Multifamily demand will moderate its growth through 2035, according to a soon-to-be-released study from the National Multifamily Housing Council. The new study predicts that demand will rise 25% to 30% below previous forecasts. The reduced projection is due to the likelihood of a major recession, flat population growth and low immigration levels. Real estate finance professor Norm Miller presented this forecast at the recent MHNC Research Forum in Denver.
According to Professor Miller, inflation and economic contraction are near-term risks for the multifamily market. He also projects a major recession in the US by 2029 or 2030, due to the growth in entitlements and the federal deficit. Migration to cities such as Dallas, Houston, Charleston, Austin, and Phoenix will continue, but at the expense of Midwestern cities. This will fuel the continued apartment demand in these markets.
Although the population growth will be flat, the composition of the rental population will shift according to Professor Miller. He predicts growth in the renter population will be driven by older white people and both older and younger Hispanics.
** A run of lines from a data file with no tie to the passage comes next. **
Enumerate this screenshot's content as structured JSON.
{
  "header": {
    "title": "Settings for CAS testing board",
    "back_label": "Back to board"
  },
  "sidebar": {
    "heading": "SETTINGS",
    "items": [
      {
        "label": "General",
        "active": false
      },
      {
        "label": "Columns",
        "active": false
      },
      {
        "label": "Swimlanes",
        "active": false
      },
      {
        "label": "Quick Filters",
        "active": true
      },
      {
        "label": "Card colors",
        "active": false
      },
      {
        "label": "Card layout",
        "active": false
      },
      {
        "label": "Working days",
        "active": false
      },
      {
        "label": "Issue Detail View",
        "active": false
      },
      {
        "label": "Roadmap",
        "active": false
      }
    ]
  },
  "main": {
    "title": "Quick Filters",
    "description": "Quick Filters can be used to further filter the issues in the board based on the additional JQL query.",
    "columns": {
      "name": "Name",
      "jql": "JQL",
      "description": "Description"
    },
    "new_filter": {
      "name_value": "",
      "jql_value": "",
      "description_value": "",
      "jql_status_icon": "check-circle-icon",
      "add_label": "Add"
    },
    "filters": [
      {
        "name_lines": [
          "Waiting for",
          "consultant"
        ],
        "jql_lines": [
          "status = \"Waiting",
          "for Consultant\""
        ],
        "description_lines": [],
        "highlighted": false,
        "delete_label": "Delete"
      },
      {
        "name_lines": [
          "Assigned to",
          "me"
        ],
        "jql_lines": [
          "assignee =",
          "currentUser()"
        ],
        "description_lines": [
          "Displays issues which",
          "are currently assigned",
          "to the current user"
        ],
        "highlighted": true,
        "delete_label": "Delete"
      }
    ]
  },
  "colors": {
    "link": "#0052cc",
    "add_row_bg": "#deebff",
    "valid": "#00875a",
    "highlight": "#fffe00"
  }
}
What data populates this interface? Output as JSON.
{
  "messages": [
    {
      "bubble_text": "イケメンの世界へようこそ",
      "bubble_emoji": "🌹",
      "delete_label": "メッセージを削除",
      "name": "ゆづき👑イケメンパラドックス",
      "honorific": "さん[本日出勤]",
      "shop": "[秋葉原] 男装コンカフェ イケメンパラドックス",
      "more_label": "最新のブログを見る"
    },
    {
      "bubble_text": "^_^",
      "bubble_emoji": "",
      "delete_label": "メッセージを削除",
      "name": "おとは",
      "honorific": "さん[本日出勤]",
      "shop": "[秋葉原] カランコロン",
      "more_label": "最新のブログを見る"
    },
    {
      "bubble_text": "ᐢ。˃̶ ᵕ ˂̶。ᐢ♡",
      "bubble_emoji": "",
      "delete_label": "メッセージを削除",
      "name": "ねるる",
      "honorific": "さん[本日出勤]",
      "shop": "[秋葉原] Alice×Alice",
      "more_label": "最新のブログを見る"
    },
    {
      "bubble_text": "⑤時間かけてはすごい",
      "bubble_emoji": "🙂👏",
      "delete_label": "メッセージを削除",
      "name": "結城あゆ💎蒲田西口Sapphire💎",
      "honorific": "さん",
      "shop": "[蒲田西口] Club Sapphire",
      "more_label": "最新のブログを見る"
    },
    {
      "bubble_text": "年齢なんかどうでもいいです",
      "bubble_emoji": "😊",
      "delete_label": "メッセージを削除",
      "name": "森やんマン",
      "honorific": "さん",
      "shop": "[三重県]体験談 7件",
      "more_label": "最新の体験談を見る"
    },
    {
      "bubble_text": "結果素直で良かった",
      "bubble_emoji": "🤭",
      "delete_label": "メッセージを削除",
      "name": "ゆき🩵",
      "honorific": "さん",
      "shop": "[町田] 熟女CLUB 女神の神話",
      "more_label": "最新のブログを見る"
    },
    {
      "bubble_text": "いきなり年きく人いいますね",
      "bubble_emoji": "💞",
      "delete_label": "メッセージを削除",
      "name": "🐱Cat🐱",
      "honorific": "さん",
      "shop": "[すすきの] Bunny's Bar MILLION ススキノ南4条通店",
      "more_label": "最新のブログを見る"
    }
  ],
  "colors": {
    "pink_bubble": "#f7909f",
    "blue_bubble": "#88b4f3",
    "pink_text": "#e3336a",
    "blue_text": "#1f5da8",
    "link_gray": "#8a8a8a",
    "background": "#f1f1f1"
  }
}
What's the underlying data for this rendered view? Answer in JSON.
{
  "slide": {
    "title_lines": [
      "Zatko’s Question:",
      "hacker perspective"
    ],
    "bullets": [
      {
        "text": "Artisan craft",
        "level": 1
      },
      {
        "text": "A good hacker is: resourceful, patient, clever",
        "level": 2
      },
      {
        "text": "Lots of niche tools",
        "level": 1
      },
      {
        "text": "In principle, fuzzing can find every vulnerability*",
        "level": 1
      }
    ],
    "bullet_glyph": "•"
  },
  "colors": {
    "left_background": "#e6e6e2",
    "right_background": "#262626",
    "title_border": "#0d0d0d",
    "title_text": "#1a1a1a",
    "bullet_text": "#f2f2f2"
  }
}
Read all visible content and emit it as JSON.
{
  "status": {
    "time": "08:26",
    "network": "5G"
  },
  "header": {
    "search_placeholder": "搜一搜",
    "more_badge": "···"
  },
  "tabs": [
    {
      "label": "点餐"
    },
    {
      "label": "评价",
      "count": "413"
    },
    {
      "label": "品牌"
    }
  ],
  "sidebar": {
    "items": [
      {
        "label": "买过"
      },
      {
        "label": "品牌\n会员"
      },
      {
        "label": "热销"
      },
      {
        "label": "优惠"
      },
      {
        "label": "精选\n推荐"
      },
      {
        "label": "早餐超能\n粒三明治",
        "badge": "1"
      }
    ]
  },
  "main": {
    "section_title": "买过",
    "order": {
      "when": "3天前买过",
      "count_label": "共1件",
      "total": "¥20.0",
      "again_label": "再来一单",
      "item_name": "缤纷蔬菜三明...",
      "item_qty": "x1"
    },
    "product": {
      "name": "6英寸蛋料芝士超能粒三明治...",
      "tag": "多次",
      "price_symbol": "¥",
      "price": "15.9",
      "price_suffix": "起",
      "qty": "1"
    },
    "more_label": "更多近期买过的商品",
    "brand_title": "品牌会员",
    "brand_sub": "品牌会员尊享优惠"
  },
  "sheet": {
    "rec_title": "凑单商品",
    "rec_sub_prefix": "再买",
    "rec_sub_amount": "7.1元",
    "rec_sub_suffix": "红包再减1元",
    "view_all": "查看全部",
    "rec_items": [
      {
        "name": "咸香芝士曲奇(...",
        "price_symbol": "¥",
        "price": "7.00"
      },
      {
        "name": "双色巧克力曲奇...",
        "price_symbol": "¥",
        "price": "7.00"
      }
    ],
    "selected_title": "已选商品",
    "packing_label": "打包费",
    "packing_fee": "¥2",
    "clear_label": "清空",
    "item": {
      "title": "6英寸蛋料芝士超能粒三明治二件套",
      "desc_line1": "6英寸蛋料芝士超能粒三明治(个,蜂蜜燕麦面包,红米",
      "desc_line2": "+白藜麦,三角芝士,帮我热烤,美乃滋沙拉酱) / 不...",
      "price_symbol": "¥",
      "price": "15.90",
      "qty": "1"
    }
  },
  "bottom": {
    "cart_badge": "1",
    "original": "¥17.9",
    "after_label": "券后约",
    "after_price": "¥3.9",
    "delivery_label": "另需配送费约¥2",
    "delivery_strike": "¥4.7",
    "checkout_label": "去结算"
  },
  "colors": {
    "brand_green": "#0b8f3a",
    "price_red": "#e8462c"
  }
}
In the near-term, the multifamily market will slow from its pandemic-related highs. Yardi Matrix predicts that household growth and absorption are likely to moderate to “more normal levels” for 2022, BTIG Research also predicts the pace of new leases will moderate in 2022, particularly in the Sunbelt region. The BTIG research also predicts increasing turnover due to affordability issues. “The reported rent-to-income ratios for the REITs have remained stable as we have moved into the post-Covid period, said James Sullivan and Ami Probandt of BTIG. “However, the REITs only collect income data from new tenants.”